PROJET DE CARRIERE GSM – Rouvres-en-Plaine (21)
GSM avait demandé l’autorisation d’ouvrir une carrière de matériaux alluvionnaires dans la vallée de l’Ouche, déjà fortement touchée par ce type d’exploitations.
En l’absence de schéma d’aménagement spécifique à la vallée, et compte tenu des dispositions du SDAGE, la DRIRE a proposé de refuser cette demande.
La commission départementale des carrières a estimé que, avant toute nouvelle exploitation, il fallait qu’un groupe de travail élabore le schéma précité d’aménagement de la vallée de l’Ouche.
URGO – Dijon (21)
L’établissement exploité par Urgo à Dijon fait l’objet de plaintes récurrentes du voisinage à cause du bruit.
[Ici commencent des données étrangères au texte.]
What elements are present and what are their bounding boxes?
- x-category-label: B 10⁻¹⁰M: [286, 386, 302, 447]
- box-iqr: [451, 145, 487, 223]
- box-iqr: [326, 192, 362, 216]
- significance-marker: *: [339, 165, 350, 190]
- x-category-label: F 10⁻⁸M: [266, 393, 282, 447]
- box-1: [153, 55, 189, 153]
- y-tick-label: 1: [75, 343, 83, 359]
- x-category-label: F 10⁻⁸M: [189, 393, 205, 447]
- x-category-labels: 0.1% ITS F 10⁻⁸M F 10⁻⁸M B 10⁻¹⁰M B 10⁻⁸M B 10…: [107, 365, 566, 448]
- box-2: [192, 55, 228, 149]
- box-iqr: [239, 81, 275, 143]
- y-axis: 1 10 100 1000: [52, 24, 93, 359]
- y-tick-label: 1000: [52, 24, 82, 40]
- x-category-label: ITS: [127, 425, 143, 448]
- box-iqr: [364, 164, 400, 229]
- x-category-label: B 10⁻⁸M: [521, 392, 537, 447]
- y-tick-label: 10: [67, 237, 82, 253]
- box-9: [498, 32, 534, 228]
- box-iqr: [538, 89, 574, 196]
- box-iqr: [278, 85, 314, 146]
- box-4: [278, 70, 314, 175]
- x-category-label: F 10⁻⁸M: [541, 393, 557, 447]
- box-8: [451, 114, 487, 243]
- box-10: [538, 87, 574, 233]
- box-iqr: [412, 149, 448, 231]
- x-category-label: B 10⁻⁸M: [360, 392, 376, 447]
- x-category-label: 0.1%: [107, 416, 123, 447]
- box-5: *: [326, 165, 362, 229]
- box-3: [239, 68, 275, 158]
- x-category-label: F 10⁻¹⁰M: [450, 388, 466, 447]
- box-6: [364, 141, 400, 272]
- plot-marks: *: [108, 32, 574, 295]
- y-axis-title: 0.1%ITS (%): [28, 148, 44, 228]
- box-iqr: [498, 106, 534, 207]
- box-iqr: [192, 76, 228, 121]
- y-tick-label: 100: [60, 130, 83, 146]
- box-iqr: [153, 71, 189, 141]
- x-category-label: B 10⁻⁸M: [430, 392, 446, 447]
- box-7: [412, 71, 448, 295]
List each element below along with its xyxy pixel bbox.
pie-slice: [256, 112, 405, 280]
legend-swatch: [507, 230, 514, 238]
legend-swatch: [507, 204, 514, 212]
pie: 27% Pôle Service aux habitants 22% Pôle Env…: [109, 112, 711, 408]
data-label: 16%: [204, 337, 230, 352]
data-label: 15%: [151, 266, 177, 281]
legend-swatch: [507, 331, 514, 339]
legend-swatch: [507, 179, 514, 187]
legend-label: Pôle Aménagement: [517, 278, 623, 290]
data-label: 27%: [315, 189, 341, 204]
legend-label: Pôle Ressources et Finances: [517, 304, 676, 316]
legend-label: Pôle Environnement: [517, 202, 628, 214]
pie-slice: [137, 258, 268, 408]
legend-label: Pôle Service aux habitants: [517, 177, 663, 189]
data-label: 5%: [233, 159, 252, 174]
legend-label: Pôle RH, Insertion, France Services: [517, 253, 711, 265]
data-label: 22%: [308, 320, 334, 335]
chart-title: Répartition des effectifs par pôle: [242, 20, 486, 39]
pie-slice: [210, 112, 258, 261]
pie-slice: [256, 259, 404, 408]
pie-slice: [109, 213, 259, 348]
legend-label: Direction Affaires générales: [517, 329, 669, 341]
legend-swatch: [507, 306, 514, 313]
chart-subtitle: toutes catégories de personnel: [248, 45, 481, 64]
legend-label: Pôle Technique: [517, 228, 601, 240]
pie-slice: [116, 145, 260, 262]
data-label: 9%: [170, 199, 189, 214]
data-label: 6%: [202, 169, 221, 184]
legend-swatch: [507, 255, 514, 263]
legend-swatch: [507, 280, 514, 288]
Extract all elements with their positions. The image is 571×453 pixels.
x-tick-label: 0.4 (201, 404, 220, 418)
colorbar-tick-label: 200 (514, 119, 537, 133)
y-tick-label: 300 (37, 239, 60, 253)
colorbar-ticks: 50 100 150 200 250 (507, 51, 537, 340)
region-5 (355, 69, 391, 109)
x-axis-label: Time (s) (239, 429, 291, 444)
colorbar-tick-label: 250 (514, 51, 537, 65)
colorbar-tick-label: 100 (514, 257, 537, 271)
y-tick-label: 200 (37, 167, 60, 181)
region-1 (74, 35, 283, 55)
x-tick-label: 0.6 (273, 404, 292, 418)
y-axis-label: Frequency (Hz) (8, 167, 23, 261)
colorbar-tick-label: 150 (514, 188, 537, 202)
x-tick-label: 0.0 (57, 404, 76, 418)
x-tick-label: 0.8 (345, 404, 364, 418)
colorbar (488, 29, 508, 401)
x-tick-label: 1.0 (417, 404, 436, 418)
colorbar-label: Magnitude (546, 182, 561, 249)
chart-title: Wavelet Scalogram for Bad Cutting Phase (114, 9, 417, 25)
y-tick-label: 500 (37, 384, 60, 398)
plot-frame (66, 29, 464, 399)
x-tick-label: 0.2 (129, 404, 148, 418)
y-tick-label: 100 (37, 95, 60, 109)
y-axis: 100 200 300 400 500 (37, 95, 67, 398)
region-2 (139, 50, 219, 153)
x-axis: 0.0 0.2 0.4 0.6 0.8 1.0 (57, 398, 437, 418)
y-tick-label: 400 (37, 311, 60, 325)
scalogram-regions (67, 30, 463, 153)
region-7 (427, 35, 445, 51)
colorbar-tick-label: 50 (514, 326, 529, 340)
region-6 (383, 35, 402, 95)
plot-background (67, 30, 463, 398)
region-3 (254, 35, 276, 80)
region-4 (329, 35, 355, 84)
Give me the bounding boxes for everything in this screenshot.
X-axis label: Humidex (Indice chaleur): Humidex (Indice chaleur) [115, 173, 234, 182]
En décembre 2000, le préfet a imposé par arrêté que différentes dispositions soient prises.
La DRIRE ayant constaté une évolution insuffisante de la situation, le préfet a pris deux nouveaux arrêtés : le premier en vue de consigner la somme de 650 000 F correspondant à des travaux d’insonorisation, le second mettant en demeure la société d’installer des sonomètres.
DECAPAGE ET RENOVATION – Longvic (21)
Cette société a fait l’objet d’une liquidation judiciaire en 1999. Les vingt tonnes de déchets industriels (boues et solvants usagés), abandonnés par l’exploitant, ont été évacués par le propriétaire pour un coût d’environ 600 000 F. Le diagnostic des sols du site reste à faire.
CEAC FULMEN – Auxerre (89)
Par arrêté préfectoral, une évaluation de l’impact sanitaire des rejets avait été imposée à CEAC Fulmen. Cette étude a été présentée à la DRIRE. L’impact sur les populations est inférieur aux doses journalières tolérables. Ceci est notamment le fruit des travaux importants concernant le traitement des rejets. L’étude doit encore faire l’objet de quelques compléments puis être critiquée par un tiers-expert.
JOKER - Mâcon (71)
Cet établissement dispose d’un important stockage de jus qui, en cas d’accident, est susceptible d’entraîner des dysfonctionnements de la station d’épuration communale. A la demande de la DRIRE, une étude sur ce sujet a été réalisée. L’étude propose la mise en place de différents dispositifs. Les travaux seront réalisés avant fin 2001.